STAGEAはプロデューサーの海津さんが弾き、2台のEL-900を弾いていたのは男性だったのが意外でした。クラビノーバは練習ピアニストの方が弾いていて、主にハープの部分を担当。
STAGEAの特徴の一つ、と言われていますが、並べて聴くと、やはりSTAGEAの音は、従来のEL-900に比べ生楽器の音により近い、と感じました。鐘の音はEL-900の方で出していました。

今回のアンジェリカ役の人は、北海道二期会オペラの時とは、大分雰囲気の違う方でした。主役の人のキャラクターによって、オペラそのものの印象が大分違ってくるのですね。
出演歌手の半分くらいは二期会会員でした。

以下、月刊「エレクトーン」 2006年1月号より。
”エレクトーン奏者にとってオペラ公演で最も重要なのは指揮者との関係だといえるが、…中略…「まだ歴史が浅いからでしょうか、エレクトーンの演奏技術を熟知している指揮者はほとんどいません。どういう指揮をしたら奏者が的確に反応してくれるのかわからないし、自分が要求したことができるのかどうかもわからない。奏者の側も…中略…求められた音を実際に音で返せるように、引き出しをいっぱい持っていてほしいですね。お互い歩み寄っていく努力がこれから必要だと思います。
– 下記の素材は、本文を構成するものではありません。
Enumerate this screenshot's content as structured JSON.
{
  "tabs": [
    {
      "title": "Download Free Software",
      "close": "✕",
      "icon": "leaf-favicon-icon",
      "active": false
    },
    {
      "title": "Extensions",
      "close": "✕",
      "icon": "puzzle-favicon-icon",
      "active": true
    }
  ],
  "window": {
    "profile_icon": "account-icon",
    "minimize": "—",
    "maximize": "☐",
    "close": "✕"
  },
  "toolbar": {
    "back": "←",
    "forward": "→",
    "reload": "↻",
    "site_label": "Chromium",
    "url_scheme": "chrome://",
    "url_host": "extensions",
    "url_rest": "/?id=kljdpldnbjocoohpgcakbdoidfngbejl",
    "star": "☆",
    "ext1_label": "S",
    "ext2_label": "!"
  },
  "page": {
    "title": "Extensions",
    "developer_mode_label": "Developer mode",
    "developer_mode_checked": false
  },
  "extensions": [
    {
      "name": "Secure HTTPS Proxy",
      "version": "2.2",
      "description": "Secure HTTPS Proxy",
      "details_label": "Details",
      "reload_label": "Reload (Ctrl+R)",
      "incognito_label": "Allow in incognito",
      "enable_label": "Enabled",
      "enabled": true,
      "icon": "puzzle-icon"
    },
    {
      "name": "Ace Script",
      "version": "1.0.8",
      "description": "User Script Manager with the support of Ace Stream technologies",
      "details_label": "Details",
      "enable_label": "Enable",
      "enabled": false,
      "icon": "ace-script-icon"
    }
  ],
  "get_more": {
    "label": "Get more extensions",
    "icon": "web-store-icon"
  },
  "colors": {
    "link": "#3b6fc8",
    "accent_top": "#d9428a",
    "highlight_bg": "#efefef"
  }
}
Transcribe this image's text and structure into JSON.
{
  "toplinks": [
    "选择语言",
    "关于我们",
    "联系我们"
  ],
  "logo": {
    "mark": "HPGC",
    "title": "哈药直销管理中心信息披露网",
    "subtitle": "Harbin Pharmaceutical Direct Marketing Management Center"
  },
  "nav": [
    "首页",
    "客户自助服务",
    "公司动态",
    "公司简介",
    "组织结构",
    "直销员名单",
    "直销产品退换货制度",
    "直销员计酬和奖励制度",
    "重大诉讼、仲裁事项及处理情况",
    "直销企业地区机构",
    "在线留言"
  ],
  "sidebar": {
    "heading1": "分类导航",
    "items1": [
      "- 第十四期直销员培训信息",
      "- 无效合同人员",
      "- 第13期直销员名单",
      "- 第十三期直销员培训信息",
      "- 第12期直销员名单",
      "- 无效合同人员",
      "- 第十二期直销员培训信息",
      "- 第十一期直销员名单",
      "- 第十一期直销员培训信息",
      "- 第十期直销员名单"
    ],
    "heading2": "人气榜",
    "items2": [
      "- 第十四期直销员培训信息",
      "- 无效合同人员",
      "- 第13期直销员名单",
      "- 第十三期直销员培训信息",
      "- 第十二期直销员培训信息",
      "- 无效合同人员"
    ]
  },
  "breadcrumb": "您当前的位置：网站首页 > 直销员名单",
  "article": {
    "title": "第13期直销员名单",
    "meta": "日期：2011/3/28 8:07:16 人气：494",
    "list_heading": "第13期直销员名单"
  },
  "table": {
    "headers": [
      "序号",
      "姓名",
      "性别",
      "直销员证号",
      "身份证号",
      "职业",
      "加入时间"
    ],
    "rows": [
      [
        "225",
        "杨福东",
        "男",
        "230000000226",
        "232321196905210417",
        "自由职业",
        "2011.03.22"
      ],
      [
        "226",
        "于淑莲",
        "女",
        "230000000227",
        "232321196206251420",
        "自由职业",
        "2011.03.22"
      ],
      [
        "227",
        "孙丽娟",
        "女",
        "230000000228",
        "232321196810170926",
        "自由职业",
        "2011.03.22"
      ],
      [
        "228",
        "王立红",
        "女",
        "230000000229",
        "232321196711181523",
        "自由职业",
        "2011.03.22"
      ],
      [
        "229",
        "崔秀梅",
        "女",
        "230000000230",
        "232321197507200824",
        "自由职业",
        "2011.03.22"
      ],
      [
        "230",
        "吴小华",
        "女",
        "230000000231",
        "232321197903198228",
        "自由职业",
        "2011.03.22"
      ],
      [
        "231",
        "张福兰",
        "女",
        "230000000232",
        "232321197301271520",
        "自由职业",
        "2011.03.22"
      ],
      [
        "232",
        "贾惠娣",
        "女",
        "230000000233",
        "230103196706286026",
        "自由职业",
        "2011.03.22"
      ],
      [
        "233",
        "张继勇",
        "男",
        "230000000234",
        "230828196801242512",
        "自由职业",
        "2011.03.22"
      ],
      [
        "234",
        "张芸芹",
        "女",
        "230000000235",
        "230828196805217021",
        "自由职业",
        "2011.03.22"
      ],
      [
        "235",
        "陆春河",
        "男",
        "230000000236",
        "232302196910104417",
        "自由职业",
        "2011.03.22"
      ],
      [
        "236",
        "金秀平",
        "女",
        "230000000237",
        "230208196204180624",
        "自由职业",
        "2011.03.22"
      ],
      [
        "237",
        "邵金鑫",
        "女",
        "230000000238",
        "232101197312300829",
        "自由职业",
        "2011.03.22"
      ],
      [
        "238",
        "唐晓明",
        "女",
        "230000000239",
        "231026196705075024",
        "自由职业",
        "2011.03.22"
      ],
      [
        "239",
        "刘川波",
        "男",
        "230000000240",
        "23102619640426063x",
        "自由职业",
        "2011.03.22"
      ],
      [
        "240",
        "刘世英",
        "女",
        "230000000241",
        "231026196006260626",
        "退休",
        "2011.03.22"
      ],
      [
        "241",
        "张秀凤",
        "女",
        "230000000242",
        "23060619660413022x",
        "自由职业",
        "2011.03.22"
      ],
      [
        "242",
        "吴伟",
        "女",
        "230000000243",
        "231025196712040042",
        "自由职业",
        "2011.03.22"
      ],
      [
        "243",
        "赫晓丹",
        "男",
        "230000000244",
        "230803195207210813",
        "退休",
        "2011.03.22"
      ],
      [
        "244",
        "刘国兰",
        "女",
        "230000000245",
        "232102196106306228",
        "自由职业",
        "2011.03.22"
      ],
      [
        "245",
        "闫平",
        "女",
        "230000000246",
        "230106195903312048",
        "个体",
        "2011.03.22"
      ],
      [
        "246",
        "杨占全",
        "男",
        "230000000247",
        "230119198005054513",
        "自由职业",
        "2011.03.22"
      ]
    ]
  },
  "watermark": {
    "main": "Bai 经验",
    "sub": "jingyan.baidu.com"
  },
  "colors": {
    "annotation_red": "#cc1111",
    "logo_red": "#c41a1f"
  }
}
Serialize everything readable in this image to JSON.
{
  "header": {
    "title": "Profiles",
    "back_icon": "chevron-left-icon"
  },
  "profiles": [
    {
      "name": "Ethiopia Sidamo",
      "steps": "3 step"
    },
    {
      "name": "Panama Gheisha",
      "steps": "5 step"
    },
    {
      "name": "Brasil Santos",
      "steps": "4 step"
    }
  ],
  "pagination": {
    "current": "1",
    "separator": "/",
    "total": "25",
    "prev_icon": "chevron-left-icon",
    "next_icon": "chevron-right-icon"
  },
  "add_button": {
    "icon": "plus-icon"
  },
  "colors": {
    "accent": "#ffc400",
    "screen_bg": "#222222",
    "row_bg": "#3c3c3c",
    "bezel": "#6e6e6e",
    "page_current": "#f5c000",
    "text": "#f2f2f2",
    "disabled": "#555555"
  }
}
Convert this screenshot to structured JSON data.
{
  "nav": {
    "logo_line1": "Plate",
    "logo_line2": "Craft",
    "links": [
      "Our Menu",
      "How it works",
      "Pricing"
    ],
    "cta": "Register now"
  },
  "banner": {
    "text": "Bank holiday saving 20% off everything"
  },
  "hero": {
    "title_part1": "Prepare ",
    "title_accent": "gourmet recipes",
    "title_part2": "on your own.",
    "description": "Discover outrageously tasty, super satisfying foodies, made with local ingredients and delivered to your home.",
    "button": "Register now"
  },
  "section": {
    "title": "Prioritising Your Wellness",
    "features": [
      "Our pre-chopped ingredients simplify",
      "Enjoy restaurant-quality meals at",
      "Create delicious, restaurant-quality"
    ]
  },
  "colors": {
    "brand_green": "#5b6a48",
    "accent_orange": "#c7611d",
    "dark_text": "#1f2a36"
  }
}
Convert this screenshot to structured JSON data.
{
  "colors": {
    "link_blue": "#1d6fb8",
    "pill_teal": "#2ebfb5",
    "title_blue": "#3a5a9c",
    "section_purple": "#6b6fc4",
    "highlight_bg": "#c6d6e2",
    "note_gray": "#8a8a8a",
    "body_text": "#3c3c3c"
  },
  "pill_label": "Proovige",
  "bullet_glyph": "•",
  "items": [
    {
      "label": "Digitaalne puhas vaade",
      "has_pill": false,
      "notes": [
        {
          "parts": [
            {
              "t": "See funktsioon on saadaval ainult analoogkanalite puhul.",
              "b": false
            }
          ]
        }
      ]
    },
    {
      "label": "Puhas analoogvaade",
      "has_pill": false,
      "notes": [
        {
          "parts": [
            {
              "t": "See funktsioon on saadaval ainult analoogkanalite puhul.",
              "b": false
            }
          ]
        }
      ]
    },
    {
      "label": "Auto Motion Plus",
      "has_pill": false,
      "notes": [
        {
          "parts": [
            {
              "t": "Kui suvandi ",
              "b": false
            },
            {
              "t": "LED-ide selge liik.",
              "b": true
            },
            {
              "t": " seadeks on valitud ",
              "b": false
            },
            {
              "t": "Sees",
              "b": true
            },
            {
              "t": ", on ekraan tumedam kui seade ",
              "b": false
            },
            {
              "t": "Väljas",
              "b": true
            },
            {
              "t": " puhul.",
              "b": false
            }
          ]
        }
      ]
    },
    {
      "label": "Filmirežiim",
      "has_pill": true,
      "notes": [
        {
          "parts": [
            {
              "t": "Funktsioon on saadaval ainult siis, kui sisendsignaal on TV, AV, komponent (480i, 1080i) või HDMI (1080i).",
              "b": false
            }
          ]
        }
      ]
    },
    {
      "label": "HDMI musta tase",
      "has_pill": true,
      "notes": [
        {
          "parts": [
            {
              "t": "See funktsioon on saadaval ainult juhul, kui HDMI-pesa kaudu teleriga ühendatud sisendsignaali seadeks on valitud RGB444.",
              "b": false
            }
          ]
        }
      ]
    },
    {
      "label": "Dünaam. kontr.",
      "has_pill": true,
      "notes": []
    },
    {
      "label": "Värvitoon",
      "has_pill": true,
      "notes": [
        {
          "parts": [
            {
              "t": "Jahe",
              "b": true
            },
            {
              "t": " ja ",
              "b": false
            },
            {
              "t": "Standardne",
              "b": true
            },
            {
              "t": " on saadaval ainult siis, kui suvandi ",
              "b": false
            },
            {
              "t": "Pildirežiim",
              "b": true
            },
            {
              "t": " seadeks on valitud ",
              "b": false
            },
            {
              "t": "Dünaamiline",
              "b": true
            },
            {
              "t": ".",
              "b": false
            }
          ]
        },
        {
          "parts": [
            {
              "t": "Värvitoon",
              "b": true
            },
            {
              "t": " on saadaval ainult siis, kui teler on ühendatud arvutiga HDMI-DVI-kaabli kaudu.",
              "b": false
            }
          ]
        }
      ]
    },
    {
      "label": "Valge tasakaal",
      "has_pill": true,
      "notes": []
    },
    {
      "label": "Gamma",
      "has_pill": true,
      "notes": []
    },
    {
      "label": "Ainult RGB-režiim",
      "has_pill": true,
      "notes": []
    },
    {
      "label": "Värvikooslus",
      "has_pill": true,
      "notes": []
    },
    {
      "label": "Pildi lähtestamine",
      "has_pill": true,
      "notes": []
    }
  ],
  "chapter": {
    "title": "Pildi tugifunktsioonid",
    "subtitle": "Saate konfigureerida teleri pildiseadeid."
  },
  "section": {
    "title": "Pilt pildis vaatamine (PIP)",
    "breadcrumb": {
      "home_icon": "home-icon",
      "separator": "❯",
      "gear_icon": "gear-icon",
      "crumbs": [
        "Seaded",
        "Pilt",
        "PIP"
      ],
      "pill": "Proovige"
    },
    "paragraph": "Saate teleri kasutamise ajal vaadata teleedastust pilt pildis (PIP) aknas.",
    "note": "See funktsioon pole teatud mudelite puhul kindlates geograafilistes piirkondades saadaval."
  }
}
…中略…
オペラ伴奏を目指す奏者へのアドバイス…中略…「オペラが持っている背景まで勉強してほしい。そして、百聞は一見に如かずで、実際に生の公演をたくさん聴いてほしい。自分の肌で感じたものというのは、感覚的に身についてきますから。何か自分で創り上げようという時、そういう感覚を持っているかどうかで、行き着くところが違ってくるのではないでしょうか。」”

いつか、大好きな指揮者である西本智実さんの指揮で、私がエレクトーンを弾いて、オペラの公演が出来たら、とても勉強になり、幸せだろうな〜と思います。その時を”夢”見て、自分にできることは積み重ねておこうと思います。

来年のこの企画は「カヴァレリア・ルスティカーナ」だそうです。